How to convert a Molecule to RDKit or OpenFF#

Goal#

Hand a Molecule off to RDKit (for cheminformatics) or to the OpenFF Toolkit (for force-field assignment, charge calculation, parameterization), and round-trip the result back if needed.

Which conversion to use#

You want…	Call
An `rdkit.Chem.Mol` for substructure search, descriptors, fingerprints, SMILES generation	`toRDKitMol()`
An `openff.toolkit.topology.Molecule` for OpenFF parameterization, partial-charge calculation, force-field assignment	`toOpenFFMolecule()`
Round-trip back from RDKit to a moleculekit Molecule	`fromRDKitMol()`

The OpenFF conversion goes through RDKit internally, so a healthy RDKit conversion is the prerequisite for a healthy OpenFF conversion.

Minimal example#

from moleculekit.molecule import Molecule
from moleculekit.tools.preparation import systemPrepare

mol = Molecule("3PTB")

# Template the ligand from RCSB SMILES so it has correct bond orders and
# formal charges before conversion.
mol.templateResidueFromSmiles(
    mol.resname == "BEN",
    smiles="NC(=N)c1ccccc1",
    addHs=True,
)

# Copy the ligand into a standalone Molecule for cheminformatics work.
lig = mol.copy(sel="resname BEN")
rdmol = lig.toRDKitMol(sanitize=True)

rdmol is now a fully-fledged rdkit.Chem.Mol you can pass into any RDKit pipeline:

from rdkit import Chem
print(Chem.MolToSmiles(rdmol))   # canonical SMILES
print(Chem.Descriptors.MolWt(rdmol))

Parameters that matter#

`Molecule.toRDKitMol`#

Parameter	Type	Default	What it does
`sanitize`	`bool`	`False`	Run RDKit’s sanitization (valence, aromaticity, kekulization). Required for most downstream RDKit operations.
`kekulize`	`bool`	`False`	Force Kekulé bond perception (alternating single/double) instead of aromatic flags.
`assignStereo`	`bool`	`True`	Assign stereochemistry from 3D coordinates.
`guessBonds`	`bool`	`False`	If `mol.bonds` is empty, run a distance-based guesser before converting.

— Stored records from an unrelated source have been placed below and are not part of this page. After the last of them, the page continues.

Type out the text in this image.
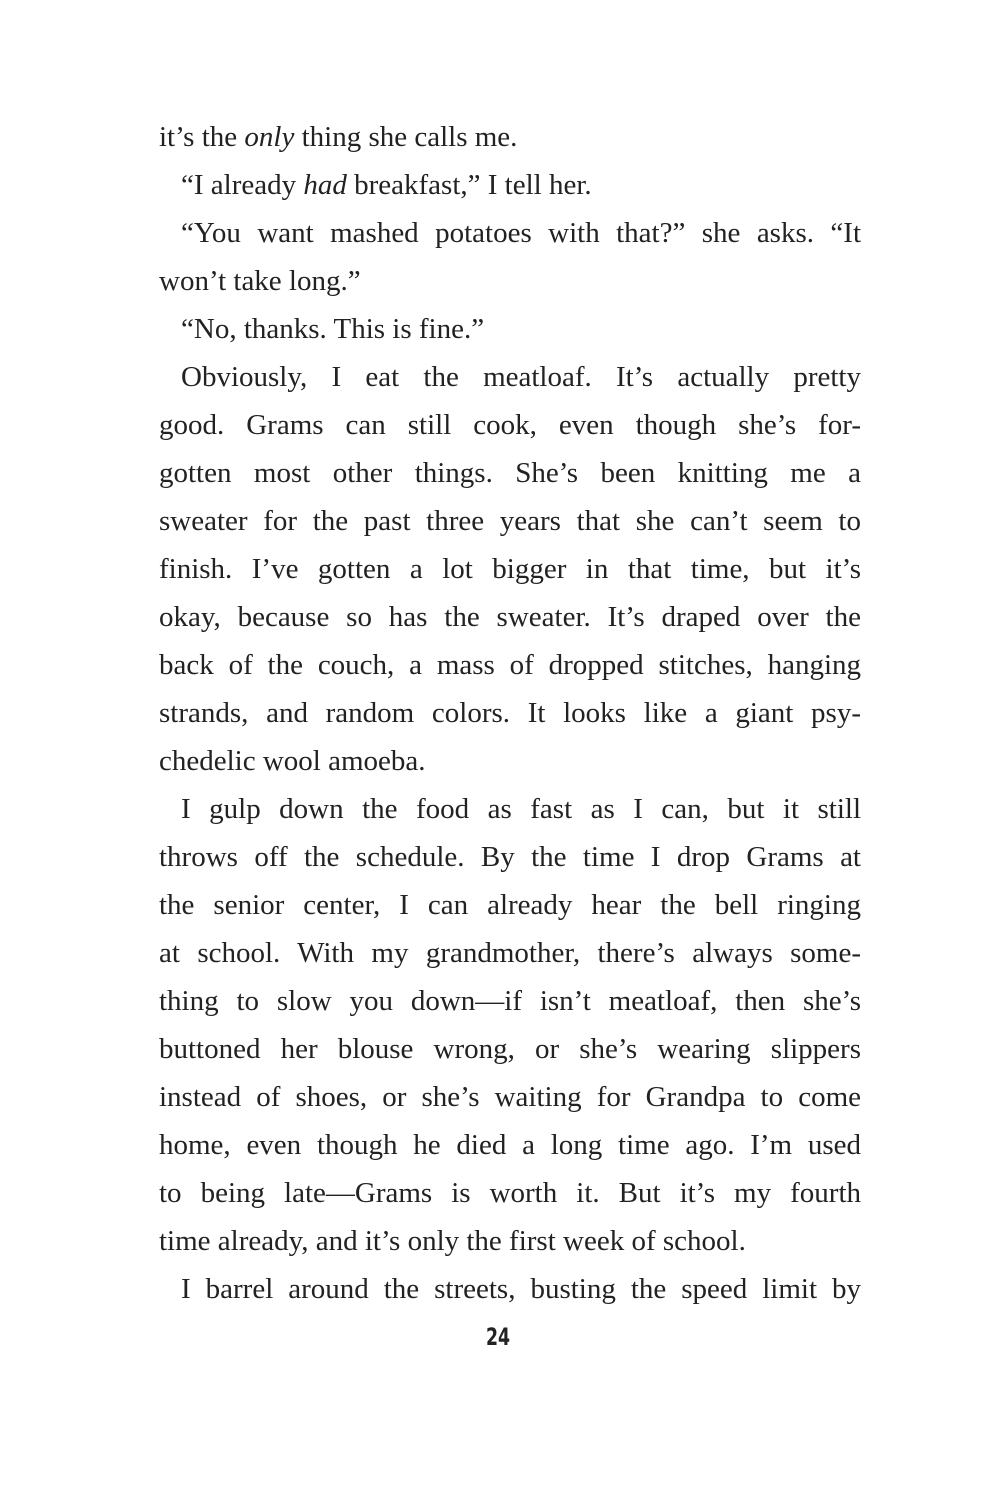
it’s the only thing she calls me.
“I already had breakfast,” I tell her.
“You want mashed potatoes with that?” she asks. “It
won’t take long.”
“No, thanks. This is fine.”
Obviously, I eat the meatloaf. It’s actually pretty
good. Grams can still cook, even though she’s for-
gotten most other things. She’s been knitting me a
sweater for the past three years that she can’t seem to
finish. I’ve gotten a lot bigger in that time, but it’s
okay, because so has the sweater. It’s draped over the
back of the couch, a mass of dropped stitches, hanging
strands, and random colors. It looks like a giant psy-
chedelic wool amoeba.
I gulp down the food as fast as I can, but it still
throws off the schedule. By the time I drop Grams at
the senior center, I can already hear the bell ringing
at school. With my grandmother, there’s always some-
thing to slow you down—if isn’t meatloaf, then she’s
buttoned her blouse wrong, or she’s wearing slippers
instead of shoes, or she’s waiting for Grandpa to come
home, even though he died a long time ago. I’m used
to being late—Grams is worth it. But it’s my fourth
time already, and it’s only the first week of school.
I barrel around the streets, busting the speed limit by
24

`Molecule.toOpenFFMolecule`#

Parameter	Type	Default	What it does
`sanitize`	`bool`	`False`	Forwarded to the internal `toRDKitMol` call.
`kekulize`	`bool`	`False`	Forwarded to the internal `toRDKitMol` call.
`assignStereo`	`bool`	`True`	Forwarded to the internal `toRDKitMol` call.

Per-atom mol.charge values are copied onto offmol.partial_charges automatically. Residue / chain / insertion identity is carried through offmol.atoms[i].metadata so the OpenFF Topology hierarchy schemes can reconstruct the residue structure.

Common variations#

# OpenFF Molecule for parameter assignment
offmol = lig.toOpenFFMolecule(sanitize=True)

# Assign GAFF parameters via OpenFF
from openff.toolkit.typing.engines.smirnoff import ForceField
ff = ForceField("openff-2.1.0.offxml")
system = ff.create_openmm_system(offmol.to_topology())

# Build a Molecule from an RDKit Mol (e.g. a SMILES + embedded conformer)
from rdkit import Chem
from rdkit.Chem import AllChem

rdmol = Chem.MolFromSmiles("CCO")
rdmol = Chem.AddHs(rdmol)
AllChem.EmbedMolecule(rdmol)
AllChem.MMFFOptimizeMolecule(rdmol)
mol = Molecule.fromRDKitMol(rdmol)

# Convert an entire protein–ligand complex (not just the ligand)
rdmol = mol.toRDKitMol(sanitize=False)   # sanitize=False for non-canonical residues

Gotchas#

Conversion needs explicit bonds. If mol.bonds is empty (plain PDB load), run templateResidueFromSmiles() for non-canonical residues so the conversion gets correct bond orders, or pass guessBonds=True for a distance-based fallback.
sanitize=True will raise on residues whose bonding or formal charges are inconsistent with chemical rules. For a freshly read PDB this often happens around metal centers and covalent ligands; template those residues first (see Custom residues from SMILES).
Hydrogens must be present for stereochemistry / valence checks. Run systemPrepare() (or set explicit Hs via templateResidueFromSmiles(..., addHs=True)) before conversion.
toOpenFFMolecule requires openff-toolkit and openff-units installed.